They had many cots prepared, expecting many sick and cripples. They asked as we came on board where the sick were, and we replied that they were dead.
Phokea was a beautiful little Greek town when war broke out; it has vineyards and olive groves behind it, and it looks out on the bluest of bays. It had once been inhabited by Greek subjects of the Turks, but now it lay bare and empty, with hollow windows staring at the sea. There was an old Englishman on board, a civilian who had been many years in Smyrna, and him I asked why it lay thus desolate. “When the Turks declared a Jihad,” he said, “a holy war, soldiers and a rabble came to Phokea, and crucified the Greek men upon olive trees; the women they raped and then cut their hands and feet off. What happened to the children I do not know.”
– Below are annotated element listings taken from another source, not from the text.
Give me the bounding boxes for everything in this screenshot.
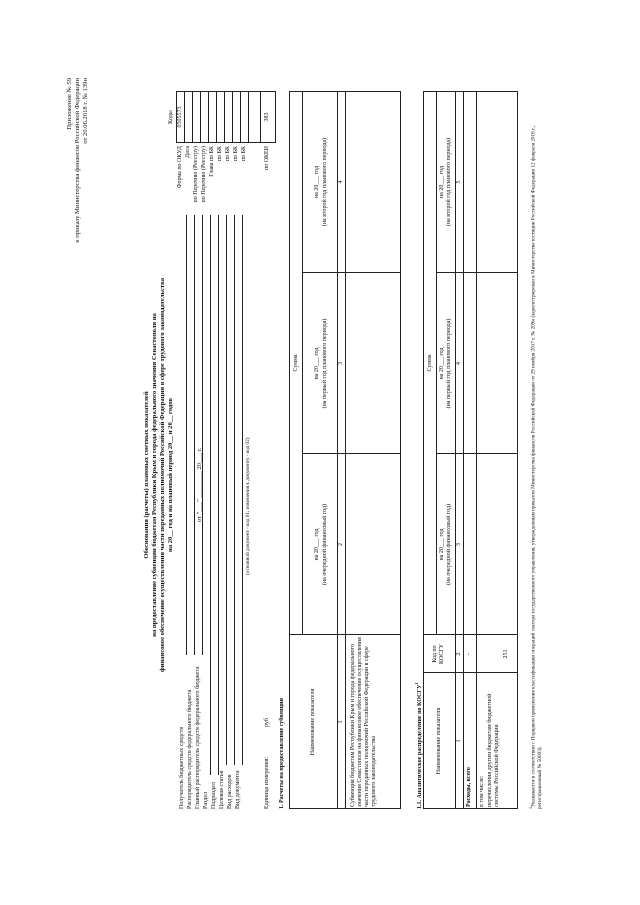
code-label-bk-2: по БК: [225, 146, 231, 162]
section11-colnum-4: 4: [456, 362, 462, 365]
section11-period-2-year: на 20___ год: [439, 347, 445, 380]
section1-period-3-year: на 20___ год: [314, 165, 320, 199]
field-recipient: Получатель бюджетных средств: [179, 726, 185, 809]
section11-row-total-name: Расходы, всего: [466, 767, 472, 807]
field-subsection: Подраздел: [211, 782, 217, 809]
section11-title-footnote-mark: 1: [414, 682, 419, 685]
section11-sum-header: Сумма: [426, 354, 433, 372]
section11-period-3-note: (на второй год планового периода): [446, 137, 452, 227]
section1-period-2-year: на 20___ год: [314, 347, 320, 380]
codes-table: [176, 91, 276, 143]
code-label-chapter-bk: Глава по БК: [209, 146, 215, 177]
section11-period-1-year: на 20___ год: [439, 528, 445, 561]
section11-period-1-note: (на очередной финансовый год): [446, 503, 452, 586]
section1-title: 1. Расчеты на предоставление субвенции: [279, 698, 285, 809]
unit-label: Единица измерения:: [264, 756, 270, 809]
section11-row-transfers-code: 251: [503, 649, 509, 659]
section11-colnum-5: 5: [456, 180, 462, 184]
section11-row-incl-name: в том числе:: [479, 775, 485, 807]
section1-colnum-1: 1: [338, 720, 344, 724]
footnote: [528, 89, 543, 809]
section1-sum-header: Сумма: [292, 354, 299, 372]
code-value-okud: 0505573: [177, 106, 183, 128]
section11-colnum-2: 2: [456, 652, 462, 656]
field-document-type: Вид документа: [235, 770, 241, 809]
date-line: от "___" ________ 20___ г.: [196, 447, 203, 523]
field-section: Раздел: [203, 792, 209, 809]
title-line-4: на 20__ год и на плановый период 20__ и 20__ годов: [167, 398, 174, 552]
footnote-text: Указывается в соответствии с Порядком применения классификации операций сектора государственного управления, утвержденным приказом Министерства финансов Российской Федерации от 29 ноября 2017 г. № 209н (зарегистрирован в Министерстве юстиции Российской Федерации 12 февраля 2018 г., регистрационный № 50003).: [530, 125, 543, 809]
section1-colnum-2: 2: [338, 543, 344, 546]
code-label-registry-1: по Перечню (Реестру): [193, 146, 199, 203]
field-distributor: Распорядитель средств федерального бюджета: [187, 689, 193, 809]
code-label-bk-3: по БК: [233, 146, 239, 162]
section11-period-3-year: на 20___ год: [439, 165, 445, 199]
code-value-okei: 383: [264, 112, 270, 122]
appendix-line-3: от 20.06.2018 г. № 139н: [82, 78, 89, 144]
section1-period-1-year: на 20___ год: [314, 528, 320, 561]
code-label-okei: по ОКЕИ: [264, 146, 270, 171]
section11-row-total-code: -: [466, 653, 472, 655]
section11-colnum-3: 3: [456, 543, 462, 546]
title-line-3: финансовое обеспечение осуществления части переданных полномочий Российской Федерации в сфере трудового законодательства: [159, 277, 166, 673]
section1-colnum-4: 4: [338, 180, 344, 184]
appendix-line-2: к приказу Министерства финансов Российской Федерации: [74, 78, 81, 243]
section11-colnum-1: 1: [456, 739, 462, 743]
appendix-line-1: Приложение № 59: [66, 78, 73, 130]
section11-col-name: Наименование показателя: [435, 707, 442, 775]
code-label-okud: Форма по ОКУД: [177, 146, 183, 189]
section11-row-transfers-name: перечисления другим бюджетам бюджетной системы Российской Федерации: [487, 693, 500, 807]
title-line-1: Обоснования (расчеты) плановых сметных показателей: [143, 391, 150, 559]
section1-period-3-note: (на второй год планового периода): [322, 137, 328, 227]
section1-col-name: Наименование показателя: [309, 688, 316, 756]
code-label-registry-2: по Перечню (Реестру): [201, 146, 207, 203]
field-main-distributor: Главный распорядитель средств федерального бюджета: [195, 666, 201, 809]
title-line-2: на предоставление субвенции бюджетам Республики Крым и города федерального значения Севастополя на: [151, 313, 158, 637]
document-type-note: (основной документ - код 01; изменения к документу - код 02): [245, 437, 251, 575]
code-label-bk-1: по БК: [217, 146, 223, 162]
code-label-bk-4: по БК: [241, 146, 247, 162]
unit-value: руб: [264, 718, 270, 727]
section1-colnum-3: 3: [338, 362, 344, 365]
section1-period-1-note: (на очередной финансовый год): [322, 503, 328, 586]
code-label-date: Дата: [185, 146, 191, 158]
footnote-mark: 1: [528, 807, 533, 809]
section1-row-subvention: Субвенция бюджетам Республики Крым и города федерального значения Севастополя на финансовое обеспечение осуществления части переданных полномочий Российской Федерации в сфере трудового законодательства: [350, 637, 377, 807]
section11-title-text: 1.1. Аналитическое распределение по КОСГУ: [417, 684, 423, 809]
field-expense-type: Вид расходов: [227, 774, 233, 809]
section11-col-code: Код по КОСГУ: [432, 644, 445, 664]
section11-period-2-note: (на первый год планового периода): [446, 318, 452, 409]
codes-header: Коды: [168, 110, 174, 124]
section1-period-2-note: (на первый год планового периода): [322, 318, 328, 409]
field-target-article: Целевая статья: [219, 770, 225, 809]
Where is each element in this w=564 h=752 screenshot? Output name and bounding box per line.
There our last sun set on Turkey, and we steamed away to the South.
FOOTNOTES:
[1] The complete figures, according to information received up to 25th October:—
British Prisoners of War in Turkey.
| Believed captured. | Repatriated, Escaped, or Released. | Died. | Untraced. | Still prisoners | |
| Officers— British Indian | 472 231 | 43 7 | 14 7 | None None | 415 21 |
| Total officers Other ranks— British Indian | 703 4,932 10,948 | 50 279 1,177 | 21 1,840 1,429 | None 449 1,773 | 632 2,364 6,569 |
| Total other ranks Total all ranks | 15,880 16,583 | 1,456 1,506 | 3,269 3,290 | 2,222 2,222 | 8,933 9,565 |
[2] A fellow prisoner, who was kind enough to read through the MS. of this book for me, contributes the following note:—
“To do our difficulties justice I think you ought to say that besides the loss of value of paper against gold, the rise of prices reduced the purchasing power of the £Tq to one-twentieth of what it was in the summer of 1915. This is strictly true. I have a list of the prices of ordinary commodities up to Spring, 1918. Actually the purchasing value of £20 from England was between twenty and twenty-four shillings in the winter 1917-18 as compared to the early Autumn, 1915.”—A.D.P.